Applications of Kuz–Ram Models in Mine-to-Mill Integration and Optimization—A Review

Abstract

The Mine-to-Mill (M2M) approach aims to enhance efficiency and reduce costs in the mineral processing industry by optimizing the mining and processing stages. M2M integrates orebody characterization, blasting, and downstream processes, such as grinding and flotation, demonstrating that material fragmentation directly impacts downstream efficiency. This review studies the development and applications of fragmentation models in M2M integration and optimization, finding that their study is divided into three phases. In the first, the potential of M2M is investigated through simulation models that improve fragmentation in blasting to optimize grinding.
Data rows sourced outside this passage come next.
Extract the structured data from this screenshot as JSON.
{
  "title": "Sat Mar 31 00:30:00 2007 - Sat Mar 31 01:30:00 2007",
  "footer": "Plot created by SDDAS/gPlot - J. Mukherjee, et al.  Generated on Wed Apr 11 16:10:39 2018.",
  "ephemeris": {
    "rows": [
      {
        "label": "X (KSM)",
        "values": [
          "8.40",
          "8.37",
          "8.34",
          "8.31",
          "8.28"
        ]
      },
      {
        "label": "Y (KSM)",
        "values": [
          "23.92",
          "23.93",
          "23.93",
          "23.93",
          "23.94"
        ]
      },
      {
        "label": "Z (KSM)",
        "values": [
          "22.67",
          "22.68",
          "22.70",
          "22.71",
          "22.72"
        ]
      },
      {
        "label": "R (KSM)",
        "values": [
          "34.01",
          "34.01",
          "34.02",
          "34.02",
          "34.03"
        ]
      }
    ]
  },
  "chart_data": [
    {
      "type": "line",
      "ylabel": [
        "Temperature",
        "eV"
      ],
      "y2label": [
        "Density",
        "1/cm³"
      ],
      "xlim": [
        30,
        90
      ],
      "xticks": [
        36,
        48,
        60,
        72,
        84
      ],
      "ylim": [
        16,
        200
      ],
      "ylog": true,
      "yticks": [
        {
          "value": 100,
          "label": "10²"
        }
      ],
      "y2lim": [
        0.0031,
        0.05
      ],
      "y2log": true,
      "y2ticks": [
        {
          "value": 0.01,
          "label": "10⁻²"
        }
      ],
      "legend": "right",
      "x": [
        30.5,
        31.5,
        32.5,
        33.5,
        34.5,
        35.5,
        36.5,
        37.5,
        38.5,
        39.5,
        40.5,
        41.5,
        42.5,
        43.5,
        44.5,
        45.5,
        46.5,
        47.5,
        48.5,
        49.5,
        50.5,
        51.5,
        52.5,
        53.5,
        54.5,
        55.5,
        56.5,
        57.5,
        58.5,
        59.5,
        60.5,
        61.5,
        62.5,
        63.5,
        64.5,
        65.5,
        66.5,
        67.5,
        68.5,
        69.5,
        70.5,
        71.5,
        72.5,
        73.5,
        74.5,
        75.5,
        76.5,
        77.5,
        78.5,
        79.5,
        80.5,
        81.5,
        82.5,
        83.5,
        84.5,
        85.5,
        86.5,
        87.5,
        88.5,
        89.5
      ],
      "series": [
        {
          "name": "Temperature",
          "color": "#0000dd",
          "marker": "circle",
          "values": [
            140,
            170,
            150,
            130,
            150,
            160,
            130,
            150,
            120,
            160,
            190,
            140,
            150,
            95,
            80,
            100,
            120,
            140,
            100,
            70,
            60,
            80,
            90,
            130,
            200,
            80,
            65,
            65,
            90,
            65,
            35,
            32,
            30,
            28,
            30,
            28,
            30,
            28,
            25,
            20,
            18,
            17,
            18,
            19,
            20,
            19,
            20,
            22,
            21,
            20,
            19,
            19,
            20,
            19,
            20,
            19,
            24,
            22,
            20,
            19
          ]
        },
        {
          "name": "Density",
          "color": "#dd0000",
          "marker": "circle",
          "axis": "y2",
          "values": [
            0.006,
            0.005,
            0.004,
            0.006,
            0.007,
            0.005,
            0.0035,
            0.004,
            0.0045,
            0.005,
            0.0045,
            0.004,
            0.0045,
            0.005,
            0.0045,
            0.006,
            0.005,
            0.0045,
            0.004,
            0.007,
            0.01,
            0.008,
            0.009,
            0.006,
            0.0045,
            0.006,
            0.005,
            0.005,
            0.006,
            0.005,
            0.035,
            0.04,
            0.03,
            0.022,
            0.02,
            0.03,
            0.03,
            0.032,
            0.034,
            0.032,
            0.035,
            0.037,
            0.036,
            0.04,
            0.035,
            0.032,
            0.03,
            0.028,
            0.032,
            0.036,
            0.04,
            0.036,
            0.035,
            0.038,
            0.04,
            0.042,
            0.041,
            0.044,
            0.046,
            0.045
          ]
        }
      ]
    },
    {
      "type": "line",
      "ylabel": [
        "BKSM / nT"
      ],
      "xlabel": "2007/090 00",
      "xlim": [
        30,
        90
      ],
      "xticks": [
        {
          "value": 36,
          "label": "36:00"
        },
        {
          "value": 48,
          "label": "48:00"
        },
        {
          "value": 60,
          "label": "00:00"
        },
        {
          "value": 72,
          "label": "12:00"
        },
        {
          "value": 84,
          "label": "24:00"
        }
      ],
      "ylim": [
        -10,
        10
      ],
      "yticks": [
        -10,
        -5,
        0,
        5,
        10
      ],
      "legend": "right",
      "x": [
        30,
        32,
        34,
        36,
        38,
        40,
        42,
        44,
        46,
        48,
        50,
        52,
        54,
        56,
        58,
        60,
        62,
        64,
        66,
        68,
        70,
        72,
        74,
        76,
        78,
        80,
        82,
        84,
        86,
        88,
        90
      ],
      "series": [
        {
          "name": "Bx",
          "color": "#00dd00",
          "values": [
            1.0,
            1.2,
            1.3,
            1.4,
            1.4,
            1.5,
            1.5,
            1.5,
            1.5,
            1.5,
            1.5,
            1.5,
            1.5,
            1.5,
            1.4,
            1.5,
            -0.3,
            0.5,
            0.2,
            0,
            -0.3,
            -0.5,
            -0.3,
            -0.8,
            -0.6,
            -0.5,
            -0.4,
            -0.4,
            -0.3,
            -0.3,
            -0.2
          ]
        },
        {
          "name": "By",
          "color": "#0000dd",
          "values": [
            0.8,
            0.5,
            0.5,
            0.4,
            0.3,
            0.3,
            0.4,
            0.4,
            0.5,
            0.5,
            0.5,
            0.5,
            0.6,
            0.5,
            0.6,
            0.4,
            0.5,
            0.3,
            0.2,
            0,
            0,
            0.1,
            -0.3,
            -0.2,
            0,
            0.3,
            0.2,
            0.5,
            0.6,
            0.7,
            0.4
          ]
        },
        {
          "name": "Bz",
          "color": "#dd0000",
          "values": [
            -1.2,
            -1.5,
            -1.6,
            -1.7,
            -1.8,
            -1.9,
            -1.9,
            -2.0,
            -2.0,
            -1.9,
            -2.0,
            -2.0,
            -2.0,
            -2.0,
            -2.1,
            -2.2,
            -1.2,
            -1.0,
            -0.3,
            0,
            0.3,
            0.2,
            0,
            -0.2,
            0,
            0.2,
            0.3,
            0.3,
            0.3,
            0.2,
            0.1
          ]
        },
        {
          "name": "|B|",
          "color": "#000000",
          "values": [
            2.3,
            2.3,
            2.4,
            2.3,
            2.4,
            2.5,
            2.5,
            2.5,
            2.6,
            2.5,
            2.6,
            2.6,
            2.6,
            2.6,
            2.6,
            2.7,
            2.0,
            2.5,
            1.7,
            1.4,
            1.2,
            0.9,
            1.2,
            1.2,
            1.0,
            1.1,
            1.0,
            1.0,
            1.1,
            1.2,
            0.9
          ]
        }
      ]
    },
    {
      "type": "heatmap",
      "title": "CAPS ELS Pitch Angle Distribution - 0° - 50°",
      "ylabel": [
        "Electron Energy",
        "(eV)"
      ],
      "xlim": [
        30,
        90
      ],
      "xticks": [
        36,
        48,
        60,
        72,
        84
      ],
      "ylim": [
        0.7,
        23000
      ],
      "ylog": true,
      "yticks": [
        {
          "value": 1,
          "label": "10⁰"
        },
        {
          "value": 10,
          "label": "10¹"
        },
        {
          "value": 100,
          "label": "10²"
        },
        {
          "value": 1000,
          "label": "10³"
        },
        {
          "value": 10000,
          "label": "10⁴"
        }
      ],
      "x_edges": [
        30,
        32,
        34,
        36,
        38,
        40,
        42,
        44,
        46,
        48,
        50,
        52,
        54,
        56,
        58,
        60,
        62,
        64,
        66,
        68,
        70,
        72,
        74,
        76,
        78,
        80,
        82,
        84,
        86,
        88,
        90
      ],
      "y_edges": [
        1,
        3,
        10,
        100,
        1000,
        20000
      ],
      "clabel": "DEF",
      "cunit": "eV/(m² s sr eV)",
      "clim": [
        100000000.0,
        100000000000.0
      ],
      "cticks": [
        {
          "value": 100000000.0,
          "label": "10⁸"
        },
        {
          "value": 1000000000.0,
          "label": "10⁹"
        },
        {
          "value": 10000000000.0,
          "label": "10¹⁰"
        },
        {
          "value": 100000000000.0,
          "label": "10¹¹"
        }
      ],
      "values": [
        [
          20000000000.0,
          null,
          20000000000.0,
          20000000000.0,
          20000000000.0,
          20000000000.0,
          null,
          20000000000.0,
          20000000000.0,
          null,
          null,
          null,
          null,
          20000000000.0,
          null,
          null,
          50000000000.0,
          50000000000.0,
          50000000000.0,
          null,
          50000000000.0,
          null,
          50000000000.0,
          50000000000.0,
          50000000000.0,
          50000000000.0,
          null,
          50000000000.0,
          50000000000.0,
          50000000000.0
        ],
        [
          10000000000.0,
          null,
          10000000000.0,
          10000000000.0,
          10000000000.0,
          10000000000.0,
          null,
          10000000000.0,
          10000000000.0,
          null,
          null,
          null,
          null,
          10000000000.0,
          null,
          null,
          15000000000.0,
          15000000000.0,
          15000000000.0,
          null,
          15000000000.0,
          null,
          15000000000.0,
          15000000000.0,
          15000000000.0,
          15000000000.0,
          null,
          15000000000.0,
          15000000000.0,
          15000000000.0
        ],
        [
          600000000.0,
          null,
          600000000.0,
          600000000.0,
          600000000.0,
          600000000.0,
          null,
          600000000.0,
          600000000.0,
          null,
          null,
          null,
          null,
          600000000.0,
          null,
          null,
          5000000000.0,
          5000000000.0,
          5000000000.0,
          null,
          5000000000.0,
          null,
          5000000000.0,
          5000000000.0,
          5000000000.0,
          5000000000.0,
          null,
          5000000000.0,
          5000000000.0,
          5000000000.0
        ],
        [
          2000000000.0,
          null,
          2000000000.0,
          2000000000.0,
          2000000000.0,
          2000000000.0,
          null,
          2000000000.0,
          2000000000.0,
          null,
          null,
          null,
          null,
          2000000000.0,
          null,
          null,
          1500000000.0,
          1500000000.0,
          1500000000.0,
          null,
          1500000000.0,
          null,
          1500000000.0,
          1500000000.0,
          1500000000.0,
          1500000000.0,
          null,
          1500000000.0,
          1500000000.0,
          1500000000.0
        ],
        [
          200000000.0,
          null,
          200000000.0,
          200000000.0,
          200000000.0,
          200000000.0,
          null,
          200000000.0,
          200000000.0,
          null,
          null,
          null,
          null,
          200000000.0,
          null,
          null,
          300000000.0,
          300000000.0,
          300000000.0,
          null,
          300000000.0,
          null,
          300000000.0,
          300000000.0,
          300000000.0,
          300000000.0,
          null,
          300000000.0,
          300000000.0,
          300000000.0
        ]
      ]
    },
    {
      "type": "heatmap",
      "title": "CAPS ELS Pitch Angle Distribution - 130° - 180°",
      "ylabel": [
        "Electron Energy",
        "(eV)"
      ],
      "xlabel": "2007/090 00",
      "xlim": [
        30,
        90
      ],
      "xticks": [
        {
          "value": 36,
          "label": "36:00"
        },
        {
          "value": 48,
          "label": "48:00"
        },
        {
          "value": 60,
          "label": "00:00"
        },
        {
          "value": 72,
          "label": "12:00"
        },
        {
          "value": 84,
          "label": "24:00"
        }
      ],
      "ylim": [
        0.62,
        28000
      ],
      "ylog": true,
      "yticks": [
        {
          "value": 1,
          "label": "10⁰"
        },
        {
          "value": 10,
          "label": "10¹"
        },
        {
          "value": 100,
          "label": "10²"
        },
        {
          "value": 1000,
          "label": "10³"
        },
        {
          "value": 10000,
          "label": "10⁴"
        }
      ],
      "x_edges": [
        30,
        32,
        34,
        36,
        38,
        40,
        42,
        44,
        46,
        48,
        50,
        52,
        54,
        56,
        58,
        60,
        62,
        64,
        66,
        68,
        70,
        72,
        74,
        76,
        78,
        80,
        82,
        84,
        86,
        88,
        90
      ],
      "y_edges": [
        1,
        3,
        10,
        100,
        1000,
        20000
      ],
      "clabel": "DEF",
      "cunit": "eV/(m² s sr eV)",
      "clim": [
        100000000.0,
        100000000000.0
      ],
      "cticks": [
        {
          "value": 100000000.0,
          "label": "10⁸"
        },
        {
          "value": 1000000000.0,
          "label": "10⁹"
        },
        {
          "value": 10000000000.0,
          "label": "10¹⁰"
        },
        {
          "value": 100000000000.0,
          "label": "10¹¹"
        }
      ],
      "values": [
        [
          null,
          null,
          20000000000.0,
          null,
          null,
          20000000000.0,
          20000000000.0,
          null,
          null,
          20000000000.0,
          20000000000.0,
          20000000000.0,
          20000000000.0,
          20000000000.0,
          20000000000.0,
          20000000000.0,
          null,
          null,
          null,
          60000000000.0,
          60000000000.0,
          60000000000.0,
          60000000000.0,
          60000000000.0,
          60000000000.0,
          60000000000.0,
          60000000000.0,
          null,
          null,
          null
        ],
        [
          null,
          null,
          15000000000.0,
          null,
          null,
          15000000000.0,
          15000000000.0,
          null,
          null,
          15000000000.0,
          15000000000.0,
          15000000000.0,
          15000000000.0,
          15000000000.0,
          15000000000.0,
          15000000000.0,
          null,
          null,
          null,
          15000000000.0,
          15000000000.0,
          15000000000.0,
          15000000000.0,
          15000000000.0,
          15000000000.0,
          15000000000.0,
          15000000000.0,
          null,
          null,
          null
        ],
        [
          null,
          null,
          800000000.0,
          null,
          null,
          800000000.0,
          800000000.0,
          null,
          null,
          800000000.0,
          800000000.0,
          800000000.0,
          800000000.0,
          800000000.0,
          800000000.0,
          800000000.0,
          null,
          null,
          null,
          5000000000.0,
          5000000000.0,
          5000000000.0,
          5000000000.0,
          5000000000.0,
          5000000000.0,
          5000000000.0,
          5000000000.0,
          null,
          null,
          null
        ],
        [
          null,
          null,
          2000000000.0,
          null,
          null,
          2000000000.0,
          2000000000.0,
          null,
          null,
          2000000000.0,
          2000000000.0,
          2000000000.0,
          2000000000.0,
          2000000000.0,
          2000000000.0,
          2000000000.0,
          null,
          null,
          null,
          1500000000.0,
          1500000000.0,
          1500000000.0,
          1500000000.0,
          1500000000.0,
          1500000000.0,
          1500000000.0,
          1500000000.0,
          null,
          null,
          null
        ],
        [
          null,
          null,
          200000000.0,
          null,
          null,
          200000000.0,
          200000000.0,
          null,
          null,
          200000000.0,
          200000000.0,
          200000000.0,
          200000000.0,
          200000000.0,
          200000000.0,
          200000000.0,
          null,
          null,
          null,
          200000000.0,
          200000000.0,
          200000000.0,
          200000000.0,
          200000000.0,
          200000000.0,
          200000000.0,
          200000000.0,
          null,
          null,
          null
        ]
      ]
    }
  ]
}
The second focuses on the practical application of these models in mines, while the third phase integrates geometallurgical data into mine block models, enhancing production planning and selective ore extraction. The M2M integration has demonstrated significant improvements in plant performance, particularly in increasing grinding efficiency through optimized blast fragmentation. The literature also emphasizes the role of optimizing crushing and grinding conditions through models and circuit adjustments to enhance performance and reducing energy consumption. Geometallurgy plays a crucial role in plant optimization by identifying areas with better processing characteristics and adjusting operating parameters to maximize efficiency. Recent studies have shown how the implementation of integrated models can increase the profitability and sustainability of mining operations.